In October, scientists in Boston revealed they’d used genetically modified cells to cure 15 boys of a nerve disease that until now has been nearly 100 percent fatal. During a clinical trial, which lasted two years, doctors used experimental gene therapy to treat the boys with their own engineered cells. When the results came in, 15 of the 17 boys had no remaining disabilities.
Cell therapy uses living cells to treat diseases by helping them to recognize diseased cells or deliver a therapeutic cargo. Cells are taken from either a patient or a donor and modified in specialized manufacturing laboratories before being returned to the patient’s body. Manufacturing the cells is a costly and time-consuming endeavor. A single dose can cost hundreds of thousands of dollars to make.
That’s because in the more than 900 ongoing regenerative medicine trials worldwide — a 19 percent jump since 2016 — researchers generally manufacture each patient’s dose of bioengineered cells by hand. The individualized nature of cell therapy makes it not only prohibitively pricey, but also difficult to scale into commercial production. That hasn’t been a problem while cell therapy in the United States was still confined to research labs. But as medical science advances and increasing numbers of modified cell therapies are approved for general use, handcrafting doses will be too slow to scale. “It’s relatively easy to do 15 or 20 doses by hand, but it’s nearly impossible to efficiently make thousands,” says GE Healthcare’s Aaron Dulgar-Tulloch, director of cell therapy research and development at the Center for Advanced Therapeutic Cell Technologies (CATCT) in collaboration with the Centre for Commercialization of Regenerative Medicine (CCRM) in Toronto.
To help speed the process, Cellular Biomedicine Group Inc. (CBMG), a clinical-stage biopharmaceutical firm, is introducing high-tech industrial manufacturing to the field of cell and gene therapies. The company plans to install GE Healthcare’s FlexFactory in its Shanghai plant this year.
Above: GE Healthcare is working the Centre for Commercialization of Regenerative Medicine (CCRM) in Toronto to commercialize cell therapy. Top: As medical science advances and increasing numbers of modified cell therapies are approved for general use, handcrafting doses will be too slow to scale. Images credit: GE Healthcare.

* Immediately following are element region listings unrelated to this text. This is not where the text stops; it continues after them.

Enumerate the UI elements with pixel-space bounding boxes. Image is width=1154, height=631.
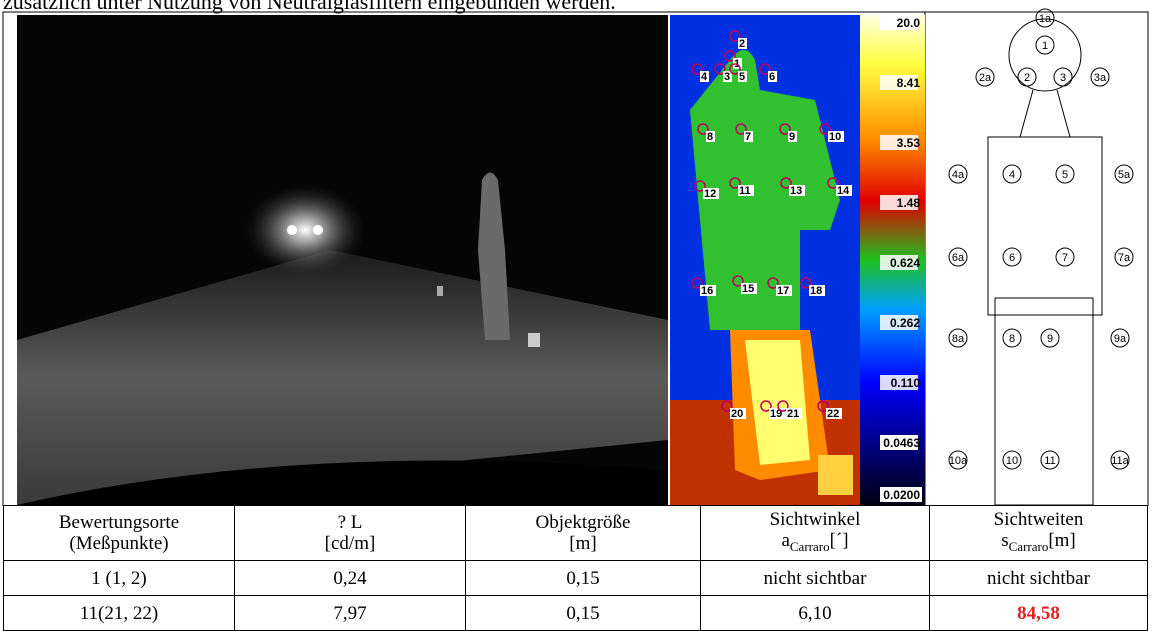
scale-label: 1.48 [897,196,921,210]
cell: Bewertungsorte(Meßpunkte) [4,506,235,561]
scale-label: 20.0 [897,16,921,30]
cell: 7,97 [235,596,466,631]
point-label: 13 [790,185,802,197]
cell: 0,15 [466,561,701,596]
point-label: 9 [789,131,795,143]
diagram-label: 5 [1062,169,1068,181]
diagram-label: 2a [979,72,992,84]
point-label: 11 [739,185,751,197]
results-table: Bewertungsorte(Meßpunkte) ? L[cd/m] Obje… [3,505,1148,631]
diagram-label: 3a [1094,72,1107,84]
cell: 11(21, 22) [4,596,235,631]
scale-label: 0.0463 [883,436,920,450]
diagram-label: 4a [952,169,965,181]
diagram-label: 3 [1060,72,1066,84]
diagram-label: 7 [1062,252,1068,264]
point-label: 15 [742,283,754,295]
point-label: 2 [739,38,745,50]
cell: Objektgröße[m] [466,506,701,561]
point-label: 3 [724,71,730,83]
scale-label: 0.110 [891,376,921,390]
night-photo [17,15,668,505]
diagram-label: 7a [1118,252,1131,264]
diagram-label: 4 [1009,169,1015,181]
cell: nicht sichtbar [930,561,1148,596]
scale-label: 8.41 [897,76,921,90]
point-label: 5 [739,71,745,83]
diagram-label: 9a [1114,333,1127,345]
point-label: 4 [701,71,708,83]
diagram-label: 11 [1044,455,1055,467]
diagram-label: 9 [1047,333,1053,345]
point-label: 10 [829,131,841,143]
scale-label: 0.0200 [883,488,920,502]
diagram-label: 10a [949,455,968,467]
cell: 6,10 [701,596,930,631]
point-label: 16 [701,285,713,297]
diagram-label: 10 [1006,455,1018,467]
diagram-label: 11a [1111,455,1129,467]
cell: ? L[cd/m] [235,506,466,561]
diagram-label: 8 [1009,333,1015,345]
cell: 84,58 [930,596,1148,631]
cell: SichtwinkelaCarraro[´] [701,506,930,561]
diagram-label: 6 [1009,252,1015,264]
point-label: 18 [810,285,822,297]
scale-label: 0.624 [890,256,920,270]
point-label: 21 [787,408,799,420]
point-label: 8 [707,131,713,143]
point-label: 22 [827,408,839,420]
cell: 0,24 [235,561,466,596]
cell: nicht sichtbar [701,561,930,596]
diagram-label: 8a [952,333,965,345]
point-label: 14 [837,185,850,197]
cell: 1 (1, 2) [4,561,235,596]
scale-label: 0.262 [890,316,920,330]
diagram-label: 5a [1118,169,1131,181]
point-label: 12 [704,188,716,200]
diagram-label: 2 [1024,72,1030,84]
false-color-image [670,15,860,505]
diagram-label: 1a [1039,13,1052,25]
point-label: 6 [769,71,775,83]
diagram-label: 6a [952,252,965,264]
page: zusätzlich unter Nutzung von Neutralglas… [0,0,1154,631]
measurement-diagram: 1a 1 2a 2 3 3a 4a 4 5 5a 6a 6 7 7a 8a 8 9 9a 10a 10 11 11a [949,9,1133,505]
point-label: 17 [777,285,789,297]
cell: 0,15 [466,596,701,631]
scale-label: 3.53 [897,136,921,150]
point-label: 20 [731,408,743,420]
diagram-label: 1 [1042,40,1048,52]
point-label: 7 [745,131,751,143]
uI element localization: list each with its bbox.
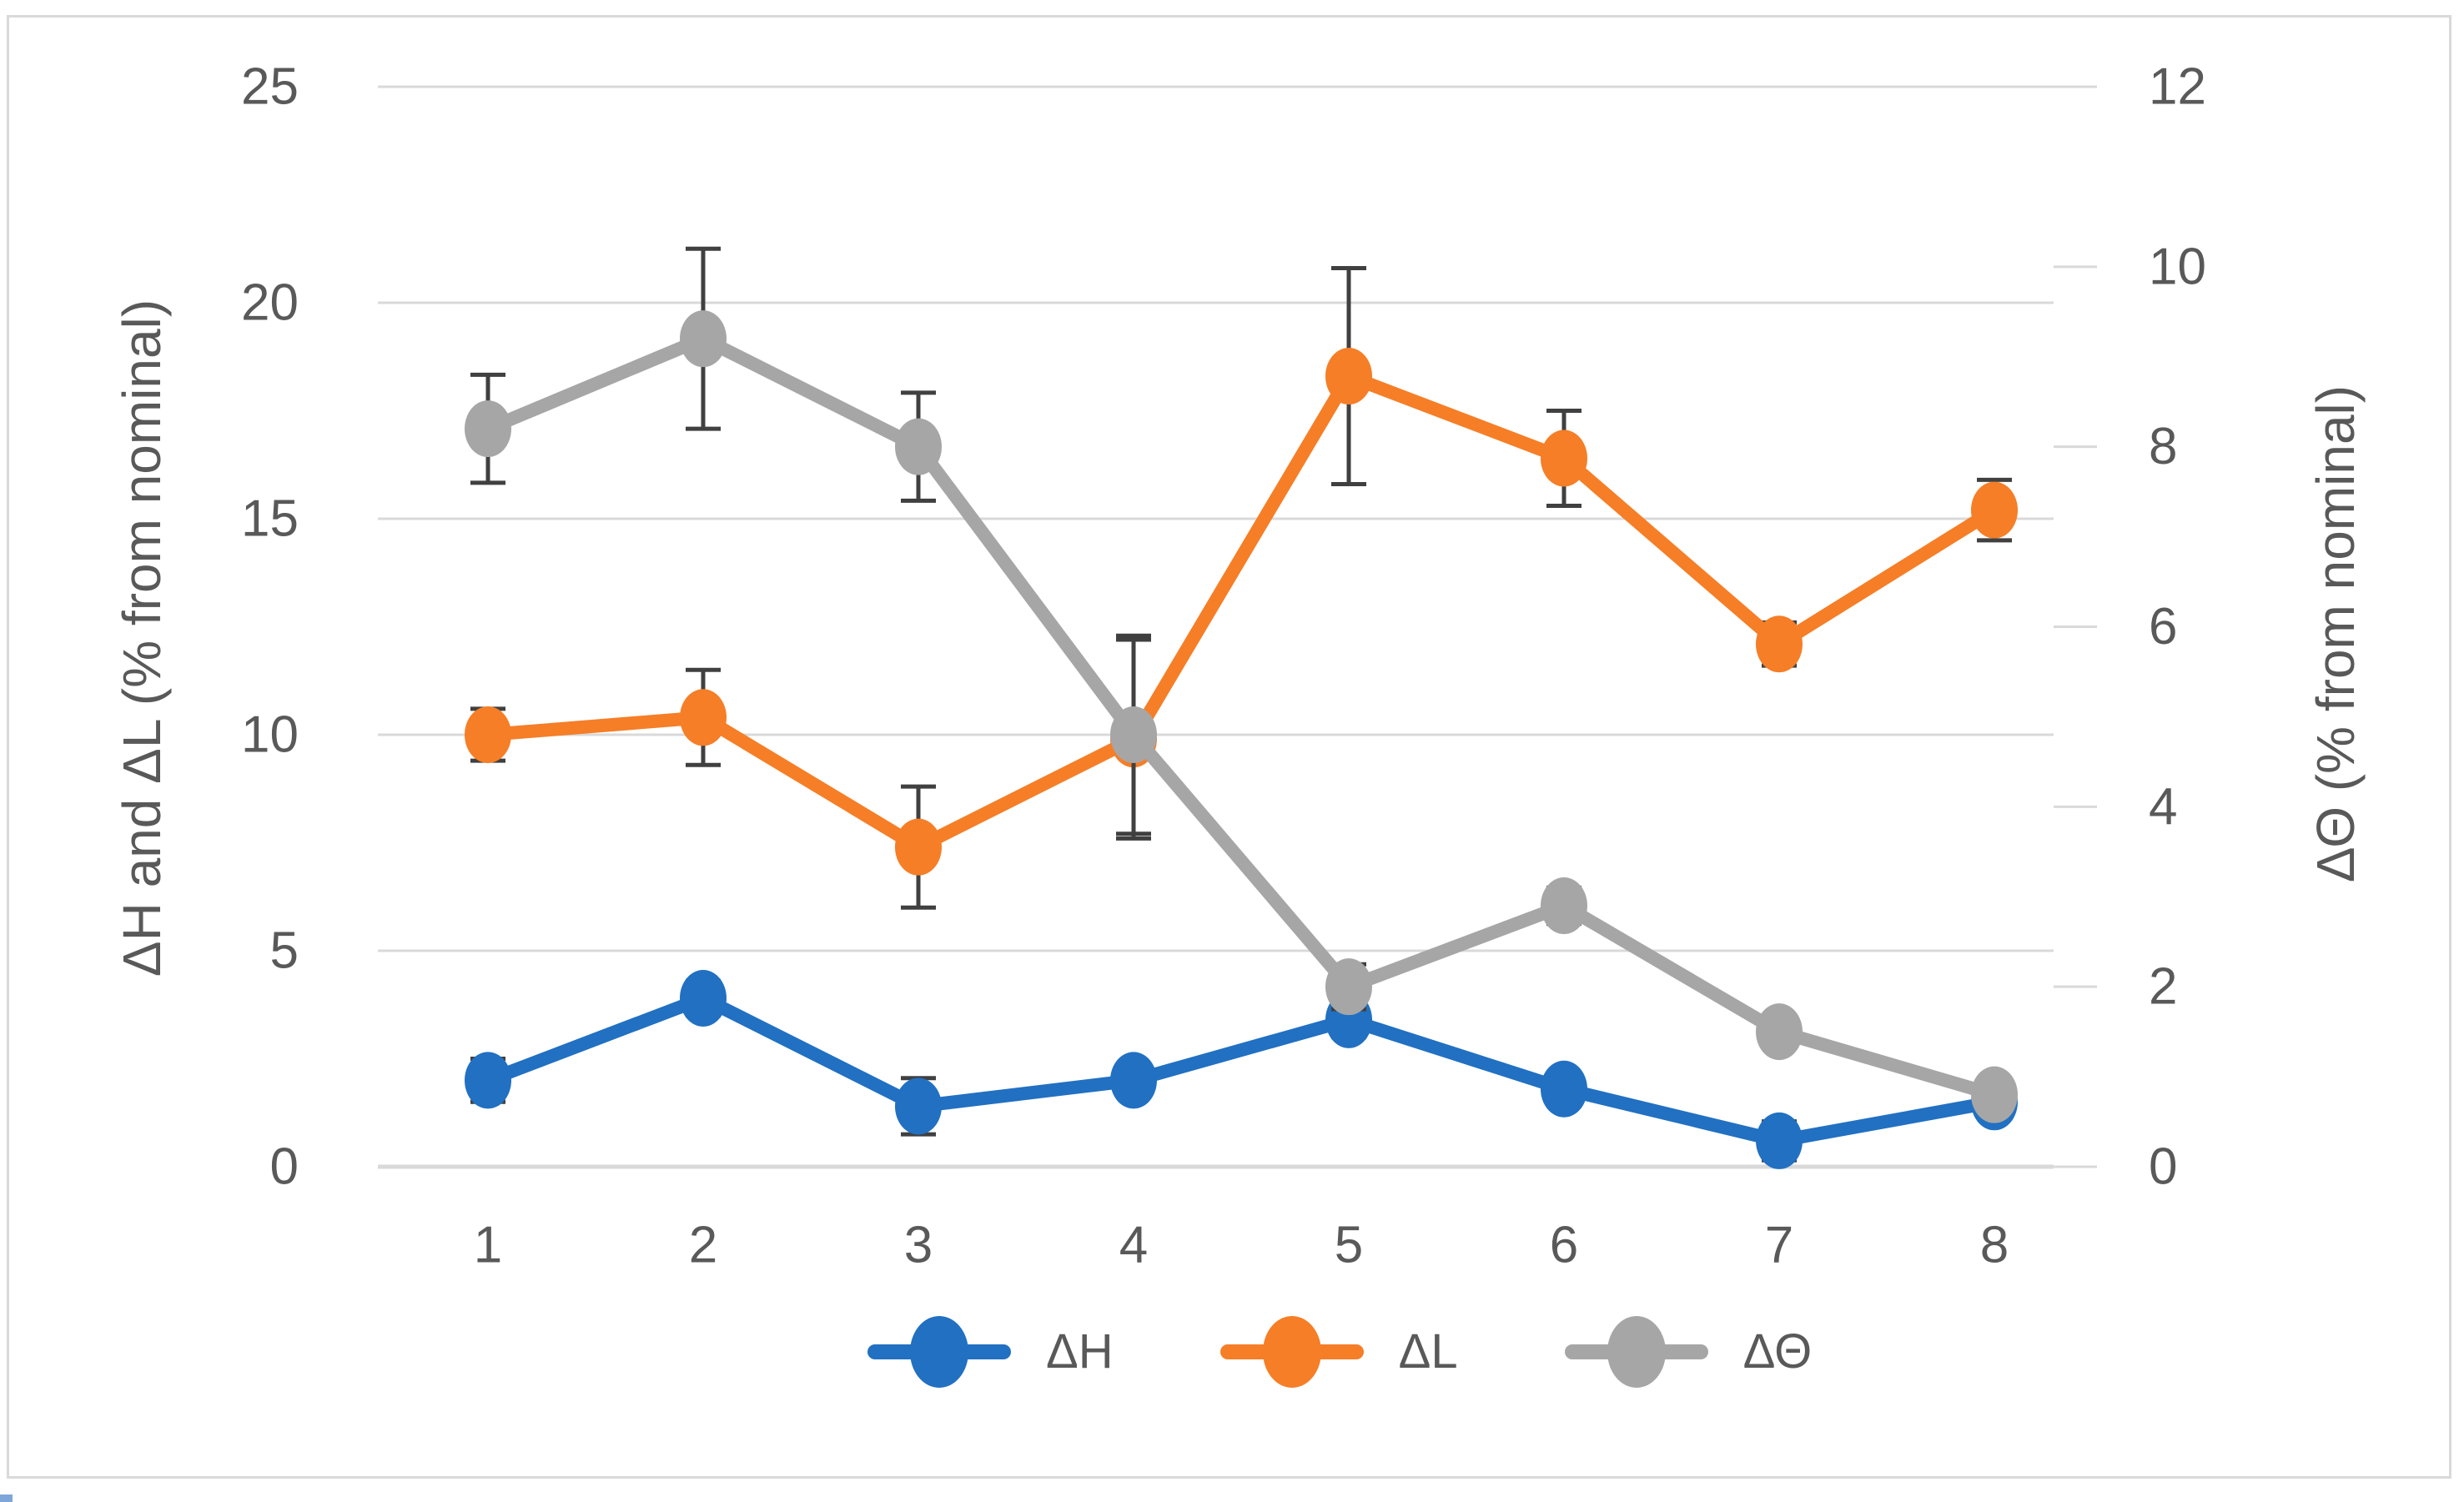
left-axis-tick-label: 25: [241, 58, 299, 116]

FlexFactory for cell therapy is a closed, semi-automated system for manufacturing bioengineered cells. The system comprises a series of modules that link together what were formerly individual steps. Each FlexFactory is unique because it is custom-designed. FlexFactory is an end-to-end solution, designed with the equipment and process-development services that the customer needs to support manufacturing steps such as separating cell contents via centrifuge, freezing or thawing cells to preserve them, or harvesting the modified cells into a dose.
FlexFactory will make it faster, easier and cheaper to produce large quantities of cells to treat more patients. It is easier to install than traditional methods and can be operational in nine months, about half the time it would require a company to make a traditional lab ready for industrial-scale cell manufacturing.
CBMG decided the only way to make cell therapy commercially viable was to bring down the cost, and FlexFactory is one way to do that. “If the price is too high and no one can afford it, cell therapy is not practical,” says Tony (Bizuo) Liu, CBMG’s chief executive officer.
CBMG will be the first company to install FlexFactory for cell therapy in its facility, and will use it to create cell therapies to treat various blood and solid tumor cancers. It should be up and running by the end of the year.
Manufacturing bioengineered cells is a delicate, multistep process that requires specific modifications to the cells at specified times over the course of hours or days. Every time a researcher works on the cells — say moving them from a sterile cabinet to a centrifuge or adding new genetic material — there’s a chance of contamination or error that could destroy the cell-based therapy.
But with FlexFactory, the cells are in a sterile, closed system, and because many modifications are done through semi-automated steps, the process is more precise and standard. The automation leads to faster production compared with traditional small-scale manufacturing methods.
The quick installation and reliable processes mean cell therapies could be cheaper to manufacture, scaled more easily and delivered to more patients sooner, Dulgar-Tulloch says. “FlexFactory for cell therapy allows a company to manufacture multiple (doses) for multiple, unique patients at a faster speed,” he says.